Don Antonio, en quien los años y las graves aflicciones que padeciera habían arrugado cada vez más su entrecejo, sólo dijo al cabo de tan larga exposición que la vida humana era muy vulnerable y que no cabía esperar de ella otra cosa que el inusitado consuelo que uno llega a experimentar después de que se haya salvado de una tremenda devastación.
Don Manuel parecía que fuese una víctima de aquella desgracia a la que su amigo con tanta crudeza aludía, pues no supo entonces qué decir o qué objetar a ella, y volvió a cerrar su compuerta a la espera de que el embalse de su mente se llenara de nuevo.
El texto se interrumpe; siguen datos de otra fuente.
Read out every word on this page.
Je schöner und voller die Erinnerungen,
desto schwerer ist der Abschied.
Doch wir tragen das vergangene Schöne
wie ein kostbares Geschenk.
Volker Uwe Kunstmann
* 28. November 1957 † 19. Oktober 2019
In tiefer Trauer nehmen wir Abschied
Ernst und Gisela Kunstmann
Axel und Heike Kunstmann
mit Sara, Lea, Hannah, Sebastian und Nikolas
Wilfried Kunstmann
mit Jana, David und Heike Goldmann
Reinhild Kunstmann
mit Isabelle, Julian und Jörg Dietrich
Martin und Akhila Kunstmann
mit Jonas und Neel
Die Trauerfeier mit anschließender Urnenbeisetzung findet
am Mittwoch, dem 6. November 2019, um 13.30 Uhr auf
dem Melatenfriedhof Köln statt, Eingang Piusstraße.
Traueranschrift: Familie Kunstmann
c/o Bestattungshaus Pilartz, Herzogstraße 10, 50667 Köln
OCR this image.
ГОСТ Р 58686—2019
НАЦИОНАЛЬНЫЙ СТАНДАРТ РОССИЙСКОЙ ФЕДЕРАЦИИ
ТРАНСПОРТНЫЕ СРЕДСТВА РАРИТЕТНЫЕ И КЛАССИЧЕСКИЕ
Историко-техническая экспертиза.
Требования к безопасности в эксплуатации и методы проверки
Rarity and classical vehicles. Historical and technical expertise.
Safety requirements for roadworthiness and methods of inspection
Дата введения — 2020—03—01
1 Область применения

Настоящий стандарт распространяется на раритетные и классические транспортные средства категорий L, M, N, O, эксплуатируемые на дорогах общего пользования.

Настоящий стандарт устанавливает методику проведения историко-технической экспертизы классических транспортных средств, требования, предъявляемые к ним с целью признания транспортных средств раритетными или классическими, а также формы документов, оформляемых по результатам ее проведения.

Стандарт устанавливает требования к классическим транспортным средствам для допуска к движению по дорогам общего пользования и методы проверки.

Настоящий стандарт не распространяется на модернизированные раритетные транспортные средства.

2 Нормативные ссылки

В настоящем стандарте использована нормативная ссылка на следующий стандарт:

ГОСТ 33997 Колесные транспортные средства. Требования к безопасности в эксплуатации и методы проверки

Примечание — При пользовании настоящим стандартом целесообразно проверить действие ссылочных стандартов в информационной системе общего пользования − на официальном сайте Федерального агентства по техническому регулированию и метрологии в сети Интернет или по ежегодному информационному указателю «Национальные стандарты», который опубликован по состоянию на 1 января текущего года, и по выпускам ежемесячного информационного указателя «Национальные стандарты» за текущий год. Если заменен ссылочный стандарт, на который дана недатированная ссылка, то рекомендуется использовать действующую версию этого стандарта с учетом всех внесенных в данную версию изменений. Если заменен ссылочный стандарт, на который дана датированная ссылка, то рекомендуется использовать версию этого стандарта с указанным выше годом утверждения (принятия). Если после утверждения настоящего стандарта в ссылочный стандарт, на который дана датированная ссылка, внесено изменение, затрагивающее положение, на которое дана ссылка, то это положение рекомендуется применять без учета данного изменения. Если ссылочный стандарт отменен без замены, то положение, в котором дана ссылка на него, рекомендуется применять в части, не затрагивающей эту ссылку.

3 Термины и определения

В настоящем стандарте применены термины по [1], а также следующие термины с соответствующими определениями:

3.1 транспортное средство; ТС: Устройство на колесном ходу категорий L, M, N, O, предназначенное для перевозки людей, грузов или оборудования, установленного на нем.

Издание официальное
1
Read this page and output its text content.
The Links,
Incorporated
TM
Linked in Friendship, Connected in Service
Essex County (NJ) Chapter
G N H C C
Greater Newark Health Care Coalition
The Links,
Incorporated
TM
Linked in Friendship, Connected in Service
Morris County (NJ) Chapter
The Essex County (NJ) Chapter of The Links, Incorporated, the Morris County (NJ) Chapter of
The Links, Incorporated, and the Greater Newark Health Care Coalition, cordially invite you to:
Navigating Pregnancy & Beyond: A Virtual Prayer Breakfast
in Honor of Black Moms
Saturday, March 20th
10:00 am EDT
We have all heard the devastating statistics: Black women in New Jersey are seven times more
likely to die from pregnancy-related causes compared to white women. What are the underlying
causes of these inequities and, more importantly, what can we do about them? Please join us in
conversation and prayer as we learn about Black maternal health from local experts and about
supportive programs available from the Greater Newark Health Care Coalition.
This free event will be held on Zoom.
Antes de que esto se produjera, don Antonio agregó que para Dios no había nada imposible y que, si en este mundo todo sucedía de aquella forma, estaba claro que en el otro tenía que ser muy diferente.
Después de aquellas sabias reflexiones, ya no indagó más el animoso presbítero, consciente de que habían superado en gran medida las expectativas que él se hubiera creado sobre aquel espinoso asunto.

Al cabo de unos años se le debilitó mucho la voz a don Manuel a causa de unos temblores heredados, por lo que vino a sustituirle en sus funciones un cura más joven que no tardó en intimar también con don Antonio.
Para el viejo párroco aquello supuso un serio contratiempo, que sin embargo supo afrontar después como un medio con el que podía alcanzar la santidad si era capaz de ofrecerle a Dios todos los sufrimientos y frustraciones que le ocasionaba.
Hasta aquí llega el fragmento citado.